At the Housing & New Homes Committee last week, Council officers brought forward a proposal to try and address some of these issues – setting up a ‘joint housing venture’ with Hyde Housing Association which it is hoped will deliver 1,000 new affordable homes.
Although we agree that in principle a joint venture such as this is a good idea (the Council would effectively be doubling the number of homes built for the same level of investment) we do feel that the proposals have been rushed through. The Conservative Group was only given a detailed briefing by officers two days before the meeting and this was at my own request.

We also have concerns about some of the financial details and potential risks to council taxpayers. For example, the Council is proposing to borrow £50 million against its General Fund yet has not carried out a tendering exercise to determine whether Hyde’s offer represents the best value for money. As a result, at the meeting our Committee members spent a long time asking very detailed questions about the plans, and in the end proposed that the decision is deferred for a couple of months in order to further explore some of these issues.

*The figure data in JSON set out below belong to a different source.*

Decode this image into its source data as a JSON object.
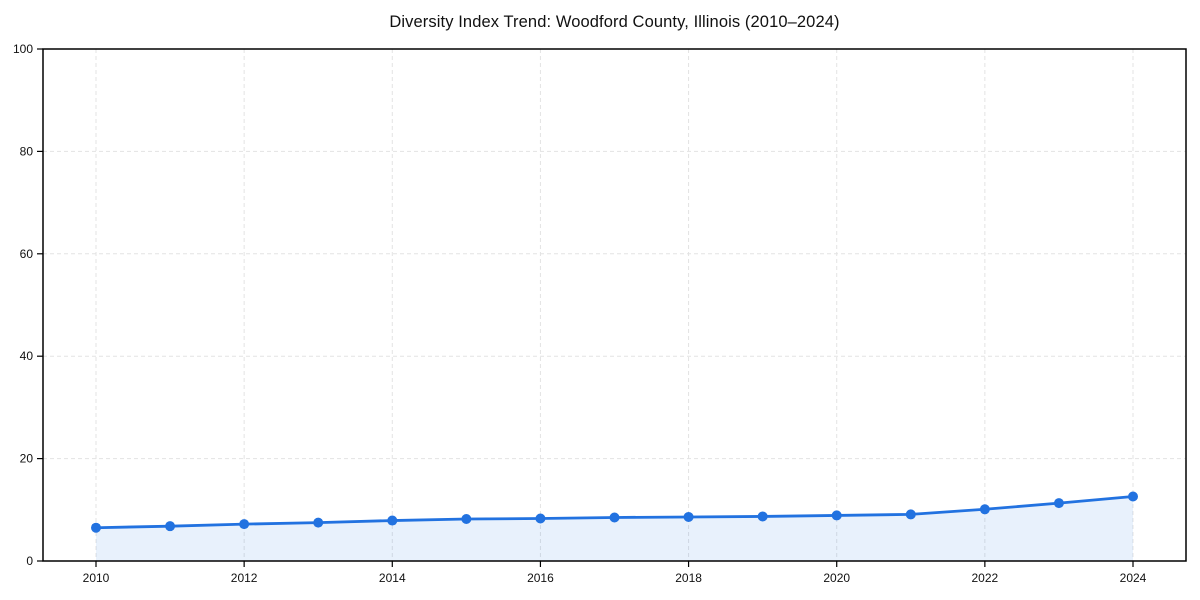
{
  "title": "Diversity Index Trend: Woodford County, Illinois (2010–2024)",
  "chart_data": {
    "type": "line",
    "title": "Diversity Index Trend: Woodford County, Illinois (2010–2024)",
    "x": [
      2010,
      2011,
      2012,
      2013,
      2014,
      2015,
      2016,
      2017,
      2018,
      2019,
      2020,
      2021,
      2022,
      2023,
      2024
    ],
    "series": [
      {
        "name": "Diversity Index",
        "values": [
          6.5,
          6.8,
          7.2,
          7.5,
          7.9,
          8.2,
          8.3,
          8.5,
          8.6,
          8.7,
          8.9,
          9.1,
          10.1,
          11.3,
          12.6
        ]
      }
    ],
    "xlabel": "",
    "ylabel": "",
    "xlim": [
      2010,
      2024
    ],
    "ylim": [
      0,
      100
    ],
    "xticks": [
      2010,
      2012,
      2014,
      2016,
      2018,
      2020,
      2022,
      2024
    ],
    "yticks": [
      0,
      20,
      40,
      60,
      80,
      100
    ],
    "grid": true,
    "grid_style": "dashed",
    "legend": false,
    "marker": "circle",
    "colors": {
      "line": "#2272e0",
      "marker": "#2272e0",
      "area_fill": "rgba(34,114,224,0.10)",
      "gridline": "#e3e3e3",
      "spine": "#000000",
      "text": "#111111",
      "background": "#ffffff"
    }
  }
}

Unfortunately, the Labour Chair of the Committee didn’t take too kindly to this and accused one of our members in particular – Cllr. Joe Miller – of ‘playing games’. This is a comment which I hope she now regrets in the cold light of day. Setting up a joint housing venture is an extremely important decision for the Council and Joe and his colleagues in our Group were quite right to question officers and lawyers forensically on the potential risks to council taxpayers. In fact, had they not done so it would have been a dereliction of their duty. I can remember being in a similar situation when I was first elected to Brighton Council, being attacked by older members for doing my job, and so I back Joe 100%.

There is cross party agreement on the Council on the seriousness of the housing crisis and we really want to see this proposal succeed. Indeed, in our last local election manifesto we put forward a similar proposal for the Council to borrow money to build new homes. When we were in Administration in 2009 we also set up an innovative new company to refurbish some of the Council’s worst housing stock – a project which has been very successful.

However, the pressing need to take action does not mean that any proposals put forward by the Administration should be immune from proper scrutiny, particularly when such large sums of public money are involved.